Diese geschichtliche Entwicklung zeigt, daß die Konstituierende Nationalversammlung - also die verfassungsgebende Gewalt - in dieser Regelung keinen Widerspruch zu den damals schon geltenden Prinzipien der Repräsentation und des Verhältniswahlrechtes erblickt hat. Sie hat sie nicht nur selbst - insbesondere auch bei der Beschlußfassung über das B-VG 1920 - dauernd gehandhabt; auch der Nationalrat hat in der Folge - bis heute - diese Bestimmung bei der Beschlußfassung über alle Gesetze (auch Bundesverfassungsgesetze und damit in seiner Eigenschaft als Bundesverfassungsgesetzgeberö) angewendet. Obwohl die Ereignisse des 4. März 1933 in einer nur allzu deutlichen Weise gezeigt haben, daß gerade diese Bestimmung unter bestimmten Umständen bei der parlamentarischen Mehrheitsbildung zu Schwierigkeiten führt (alle drei Präsidenten hatten ihr Amt zurückgelegt, um - weil es auf ihre Stimme ankam - mitstimmen zu können) , hat der Nationalrat auch in der 2. Republik an dieser Bestimmung festgehalten und sie auch als Verfassungsgesetzgeber gehandhabt. Hinter dieser Bestimmung steht offenbar die Auffassung, daß der Vorsitzende im Hause (obwohl schon seit 1867 ein vom Volk - seit 1919 nach dem Prinzip des Verhältniswahlrechts - gewählter Abgeordneter) als "pouvoir neutre" die Verhandlungen des Hauses führen soll. Es wurde ihm eben eine Sonderaufgabe zugedacht; alle Parteien haben auch diese Funktion stets entsprechend dem Ausmaß ihrer Vertretung im Hause für einen ihrer Abgeordneten in Anspruch genommen und den "Verlust" seiner Stimme in Kauf genommen.

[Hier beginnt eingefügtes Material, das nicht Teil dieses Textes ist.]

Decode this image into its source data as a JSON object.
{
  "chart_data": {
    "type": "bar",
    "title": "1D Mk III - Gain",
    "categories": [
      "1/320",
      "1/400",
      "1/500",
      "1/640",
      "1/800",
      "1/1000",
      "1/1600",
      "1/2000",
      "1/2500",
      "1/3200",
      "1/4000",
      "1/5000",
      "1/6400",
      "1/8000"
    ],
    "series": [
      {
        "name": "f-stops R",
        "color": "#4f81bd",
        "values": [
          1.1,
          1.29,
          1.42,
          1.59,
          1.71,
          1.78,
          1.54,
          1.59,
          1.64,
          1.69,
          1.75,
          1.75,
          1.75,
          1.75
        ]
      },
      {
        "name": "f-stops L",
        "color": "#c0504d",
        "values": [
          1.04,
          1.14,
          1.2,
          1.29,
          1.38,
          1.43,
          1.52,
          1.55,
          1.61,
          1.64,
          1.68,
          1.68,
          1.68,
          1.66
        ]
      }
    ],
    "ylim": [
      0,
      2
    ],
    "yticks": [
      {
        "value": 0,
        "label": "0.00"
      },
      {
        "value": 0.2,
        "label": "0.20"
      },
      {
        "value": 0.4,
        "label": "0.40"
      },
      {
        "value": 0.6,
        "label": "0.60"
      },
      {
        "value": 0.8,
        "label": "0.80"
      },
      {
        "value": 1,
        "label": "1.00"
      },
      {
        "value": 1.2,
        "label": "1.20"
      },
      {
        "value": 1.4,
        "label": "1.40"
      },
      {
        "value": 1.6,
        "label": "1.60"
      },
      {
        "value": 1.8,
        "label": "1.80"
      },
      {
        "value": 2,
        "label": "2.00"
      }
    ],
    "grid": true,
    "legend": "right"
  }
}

Der VfGH kann aus diesen - die Sonderstellung des Vorsitzenden berücksichtigenden und deshalb den allgemeinen Grundgedanken des Erk. Slg. 6106/1969 keineswegs widersprechenden - Erwägungen nicht finden, daß der Ausschluß des Vorsitzenden eines Vertretungskörpers von der Teilnahme an den Abstimmungen an sich dem B-VG zuwiderlaufen würde.

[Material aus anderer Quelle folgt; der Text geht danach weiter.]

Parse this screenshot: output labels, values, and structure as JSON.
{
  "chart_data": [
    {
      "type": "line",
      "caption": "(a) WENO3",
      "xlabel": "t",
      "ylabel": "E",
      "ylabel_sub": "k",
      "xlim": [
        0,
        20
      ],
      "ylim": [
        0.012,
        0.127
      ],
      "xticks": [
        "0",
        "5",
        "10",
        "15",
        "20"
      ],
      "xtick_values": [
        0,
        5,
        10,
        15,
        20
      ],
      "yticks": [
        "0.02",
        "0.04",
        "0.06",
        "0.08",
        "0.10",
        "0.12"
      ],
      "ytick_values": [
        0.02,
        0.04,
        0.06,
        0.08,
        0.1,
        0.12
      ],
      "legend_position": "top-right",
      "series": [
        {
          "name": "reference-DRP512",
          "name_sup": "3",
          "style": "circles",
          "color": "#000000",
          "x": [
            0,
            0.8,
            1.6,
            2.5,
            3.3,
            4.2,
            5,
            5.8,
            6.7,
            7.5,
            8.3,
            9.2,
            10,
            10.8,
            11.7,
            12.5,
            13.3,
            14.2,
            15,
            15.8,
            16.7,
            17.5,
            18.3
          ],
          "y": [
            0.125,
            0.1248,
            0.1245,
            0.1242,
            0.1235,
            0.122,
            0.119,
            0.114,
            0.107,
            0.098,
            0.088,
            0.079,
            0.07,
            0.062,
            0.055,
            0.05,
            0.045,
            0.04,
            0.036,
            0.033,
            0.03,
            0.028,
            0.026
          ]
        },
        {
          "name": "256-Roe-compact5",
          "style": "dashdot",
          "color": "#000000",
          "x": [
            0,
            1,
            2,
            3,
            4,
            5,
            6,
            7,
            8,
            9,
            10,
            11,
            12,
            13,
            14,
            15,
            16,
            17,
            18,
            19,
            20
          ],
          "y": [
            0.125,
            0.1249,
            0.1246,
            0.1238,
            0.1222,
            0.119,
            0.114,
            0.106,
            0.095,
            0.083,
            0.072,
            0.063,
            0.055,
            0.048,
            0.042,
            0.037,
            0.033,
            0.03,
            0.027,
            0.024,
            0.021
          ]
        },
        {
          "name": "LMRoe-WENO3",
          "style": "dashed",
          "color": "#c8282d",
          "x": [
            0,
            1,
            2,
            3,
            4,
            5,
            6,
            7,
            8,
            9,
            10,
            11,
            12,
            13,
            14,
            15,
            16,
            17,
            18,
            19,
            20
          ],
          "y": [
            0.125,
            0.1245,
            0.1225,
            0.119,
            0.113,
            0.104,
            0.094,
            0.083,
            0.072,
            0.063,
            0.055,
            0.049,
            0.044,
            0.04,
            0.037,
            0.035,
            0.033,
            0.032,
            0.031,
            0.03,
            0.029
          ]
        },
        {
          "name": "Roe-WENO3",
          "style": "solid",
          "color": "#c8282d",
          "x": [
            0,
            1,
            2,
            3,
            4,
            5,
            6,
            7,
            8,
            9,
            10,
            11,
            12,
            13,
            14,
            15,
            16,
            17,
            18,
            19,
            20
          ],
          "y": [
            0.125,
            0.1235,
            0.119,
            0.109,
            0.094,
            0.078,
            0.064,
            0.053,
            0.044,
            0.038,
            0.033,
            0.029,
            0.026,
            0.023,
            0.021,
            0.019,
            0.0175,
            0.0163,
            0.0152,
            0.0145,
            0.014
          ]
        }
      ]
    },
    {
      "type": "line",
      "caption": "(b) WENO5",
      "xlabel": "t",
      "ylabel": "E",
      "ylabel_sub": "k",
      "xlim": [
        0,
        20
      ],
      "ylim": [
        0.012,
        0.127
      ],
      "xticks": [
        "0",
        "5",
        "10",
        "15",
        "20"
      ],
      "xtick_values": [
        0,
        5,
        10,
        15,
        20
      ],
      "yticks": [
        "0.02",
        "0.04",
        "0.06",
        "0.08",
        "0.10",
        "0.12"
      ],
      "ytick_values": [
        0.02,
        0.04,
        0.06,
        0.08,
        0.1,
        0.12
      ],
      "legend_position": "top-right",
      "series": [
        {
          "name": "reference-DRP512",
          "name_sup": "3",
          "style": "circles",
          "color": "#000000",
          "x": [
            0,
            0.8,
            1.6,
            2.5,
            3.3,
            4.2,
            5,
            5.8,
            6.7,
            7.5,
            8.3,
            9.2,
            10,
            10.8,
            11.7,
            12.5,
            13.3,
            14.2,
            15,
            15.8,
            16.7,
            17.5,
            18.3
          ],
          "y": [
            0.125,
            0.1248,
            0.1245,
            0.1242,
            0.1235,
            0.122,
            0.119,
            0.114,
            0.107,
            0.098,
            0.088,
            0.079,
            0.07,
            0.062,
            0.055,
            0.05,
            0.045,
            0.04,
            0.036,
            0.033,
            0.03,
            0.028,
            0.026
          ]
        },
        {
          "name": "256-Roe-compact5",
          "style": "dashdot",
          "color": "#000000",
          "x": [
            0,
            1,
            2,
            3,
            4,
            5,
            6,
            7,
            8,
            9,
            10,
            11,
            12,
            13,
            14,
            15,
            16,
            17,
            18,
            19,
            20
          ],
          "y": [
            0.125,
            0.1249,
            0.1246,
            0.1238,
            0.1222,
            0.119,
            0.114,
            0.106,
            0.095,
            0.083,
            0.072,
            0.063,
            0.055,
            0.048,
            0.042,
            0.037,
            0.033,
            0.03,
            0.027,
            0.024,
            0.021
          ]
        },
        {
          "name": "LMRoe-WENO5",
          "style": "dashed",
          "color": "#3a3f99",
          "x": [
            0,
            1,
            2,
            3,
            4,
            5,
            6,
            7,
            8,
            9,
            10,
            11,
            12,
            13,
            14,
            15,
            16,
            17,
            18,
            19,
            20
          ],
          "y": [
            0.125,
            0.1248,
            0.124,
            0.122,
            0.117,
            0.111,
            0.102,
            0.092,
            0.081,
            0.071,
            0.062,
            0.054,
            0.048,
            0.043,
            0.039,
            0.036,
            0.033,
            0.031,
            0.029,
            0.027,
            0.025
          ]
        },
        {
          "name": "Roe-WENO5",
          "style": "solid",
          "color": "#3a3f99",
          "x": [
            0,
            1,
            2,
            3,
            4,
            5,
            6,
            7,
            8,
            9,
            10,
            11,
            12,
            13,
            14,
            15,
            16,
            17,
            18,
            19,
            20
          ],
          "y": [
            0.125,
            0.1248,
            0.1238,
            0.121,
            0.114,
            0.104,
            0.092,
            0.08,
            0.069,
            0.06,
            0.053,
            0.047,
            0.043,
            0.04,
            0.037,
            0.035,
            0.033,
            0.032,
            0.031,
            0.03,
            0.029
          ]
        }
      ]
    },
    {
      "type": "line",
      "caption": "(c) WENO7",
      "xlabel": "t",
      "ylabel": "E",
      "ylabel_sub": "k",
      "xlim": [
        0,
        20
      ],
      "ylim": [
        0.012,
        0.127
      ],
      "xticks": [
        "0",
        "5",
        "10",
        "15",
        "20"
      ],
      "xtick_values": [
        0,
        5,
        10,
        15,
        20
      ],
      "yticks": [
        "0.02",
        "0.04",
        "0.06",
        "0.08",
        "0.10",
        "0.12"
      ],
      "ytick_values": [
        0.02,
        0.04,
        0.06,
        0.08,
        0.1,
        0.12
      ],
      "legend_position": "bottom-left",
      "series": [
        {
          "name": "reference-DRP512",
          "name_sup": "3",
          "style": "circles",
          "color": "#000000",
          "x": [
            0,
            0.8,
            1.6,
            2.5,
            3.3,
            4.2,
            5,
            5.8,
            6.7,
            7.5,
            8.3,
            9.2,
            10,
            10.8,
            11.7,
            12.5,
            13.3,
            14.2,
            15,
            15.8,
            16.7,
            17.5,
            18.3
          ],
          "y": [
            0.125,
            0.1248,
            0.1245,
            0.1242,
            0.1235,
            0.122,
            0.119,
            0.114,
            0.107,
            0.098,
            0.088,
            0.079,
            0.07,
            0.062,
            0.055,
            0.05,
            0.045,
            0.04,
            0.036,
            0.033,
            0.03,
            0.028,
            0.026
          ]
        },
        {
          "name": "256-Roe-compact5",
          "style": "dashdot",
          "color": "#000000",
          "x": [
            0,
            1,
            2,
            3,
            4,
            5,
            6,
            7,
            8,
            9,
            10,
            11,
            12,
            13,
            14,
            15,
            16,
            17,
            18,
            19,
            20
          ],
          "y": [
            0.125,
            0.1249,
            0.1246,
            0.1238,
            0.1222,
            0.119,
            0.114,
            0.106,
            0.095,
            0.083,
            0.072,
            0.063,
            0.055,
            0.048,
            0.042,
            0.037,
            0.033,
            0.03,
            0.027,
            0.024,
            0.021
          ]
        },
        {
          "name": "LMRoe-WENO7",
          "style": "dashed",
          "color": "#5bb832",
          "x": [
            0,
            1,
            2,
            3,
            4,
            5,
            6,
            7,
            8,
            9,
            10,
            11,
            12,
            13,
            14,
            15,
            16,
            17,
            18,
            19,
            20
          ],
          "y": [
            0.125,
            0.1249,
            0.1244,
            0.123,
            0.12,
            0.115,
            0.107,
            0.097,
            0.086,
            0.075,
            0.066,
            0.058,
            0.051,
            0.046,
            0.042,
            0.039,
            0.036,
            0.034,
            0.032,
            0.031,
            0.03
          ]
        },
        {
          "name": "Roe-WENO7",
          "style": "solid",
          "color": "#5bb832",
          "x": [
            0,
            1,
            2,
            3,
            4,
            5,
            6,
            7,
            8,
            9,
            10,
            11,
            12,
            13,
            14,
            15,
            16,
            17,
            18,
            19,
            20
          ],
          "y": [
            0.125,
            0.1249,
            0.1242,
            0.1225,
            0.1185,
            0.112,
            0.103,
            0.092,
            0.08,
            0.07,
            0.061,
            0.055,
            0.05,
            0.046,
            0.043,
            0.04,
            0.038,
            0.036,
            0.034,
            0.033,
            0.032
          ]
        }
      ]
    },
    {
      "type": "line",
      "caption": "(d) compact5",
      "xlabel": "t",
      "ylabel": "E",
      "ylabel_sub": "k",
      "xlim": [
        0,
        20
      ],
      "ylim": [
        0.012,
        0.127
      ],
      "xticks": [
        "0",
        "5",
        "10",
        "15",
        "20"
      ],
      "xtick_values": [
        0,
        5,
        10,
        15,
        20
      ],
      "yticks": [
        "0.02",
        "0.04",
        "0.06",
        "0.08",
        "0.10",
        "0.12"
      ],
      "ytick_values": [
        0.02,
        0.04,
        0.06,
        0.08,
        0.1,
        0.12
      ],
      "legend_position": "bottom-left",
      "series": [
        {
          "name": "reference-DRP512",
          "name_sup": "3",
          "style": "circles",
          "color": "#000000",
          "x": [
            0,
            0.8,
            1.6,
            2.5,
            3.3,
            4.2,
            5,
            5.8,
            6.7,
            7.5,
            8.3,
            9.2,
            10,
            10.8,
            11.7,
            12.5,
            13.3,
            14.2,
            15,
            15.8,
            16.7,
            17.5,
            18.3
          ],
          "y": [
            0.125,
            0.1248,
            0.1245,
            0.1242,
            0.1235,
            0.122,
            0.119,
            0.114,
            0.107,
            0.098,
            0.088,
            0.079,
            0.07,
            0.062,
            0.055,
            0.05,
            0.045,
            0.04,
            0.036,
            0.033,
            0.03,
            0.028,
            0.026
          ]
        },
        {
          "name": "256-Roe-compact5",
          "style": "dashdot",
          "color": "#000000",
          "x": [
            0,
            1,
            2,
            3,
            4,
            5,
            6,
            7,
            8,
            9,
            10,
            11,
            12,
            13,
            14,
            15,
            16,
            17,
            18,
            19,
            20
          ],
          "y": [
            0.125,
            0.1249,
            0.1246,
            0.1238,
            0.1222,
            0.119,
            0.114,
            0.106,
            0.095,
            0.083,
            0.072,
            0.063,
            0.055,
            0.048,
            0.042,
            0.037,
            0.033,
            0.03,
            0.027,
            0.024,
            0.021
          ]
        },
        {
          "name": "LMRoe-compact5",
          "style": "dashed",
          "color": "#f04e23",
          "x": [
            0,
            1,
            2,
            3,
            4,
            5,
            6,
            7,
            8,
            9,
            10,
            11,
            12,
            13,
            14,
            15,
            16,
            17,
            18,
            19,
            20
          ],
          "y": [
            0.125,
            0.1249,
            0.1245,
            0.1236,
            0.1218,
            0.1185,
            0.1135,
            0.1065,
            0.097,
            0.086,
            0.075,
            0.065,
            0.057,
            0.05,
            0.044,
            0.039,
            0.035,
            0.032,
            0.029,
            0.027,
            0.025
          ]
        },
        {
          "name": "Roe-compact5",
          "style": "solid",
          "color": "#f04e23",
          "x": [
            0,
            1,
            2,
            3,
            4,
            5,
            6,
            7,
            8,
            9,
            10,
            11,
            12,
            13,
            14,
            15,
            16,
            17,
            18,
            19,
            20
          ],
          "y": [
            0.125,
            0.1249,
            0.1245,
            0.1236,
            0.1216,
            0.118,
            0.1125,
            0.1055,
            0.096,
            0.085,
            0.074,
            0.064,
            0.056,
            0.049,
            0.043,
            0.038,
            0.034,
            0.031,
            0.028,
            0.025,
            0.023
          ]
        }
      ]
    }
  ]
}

Der Verfassungsgesetzgeber hat mit Art. I des 2. Verfassungs- Überleitungsgesetzes 1945 die Geschäftsordnungen der gesetzgebenden Vertretungskörper wieder in Kraft gesetzt, eine ausdrückliche Aussage über ihre Zugehörigkeit zu einer bestimmten formalen Normentype jedoch nicht getroffen. Der VfGH hat in seinem Erk. Slg. 6783/1972 dargelegt, daß es sich bei dieser Anordnung des Verfassungsgesetzgebers "nur darum gehandelt" hat, "die früheren Bestimmungen wieder in Kraft zu setzen, um ein Funktionieren der Gesetzgebungsorgane zu ermöglichen, nicht aber um eine Veränderung des Ranges der wieder in Kraft gesetzten Bestimmungen" . Es besteht kein Grund, von dieser Auffassung abzugehen.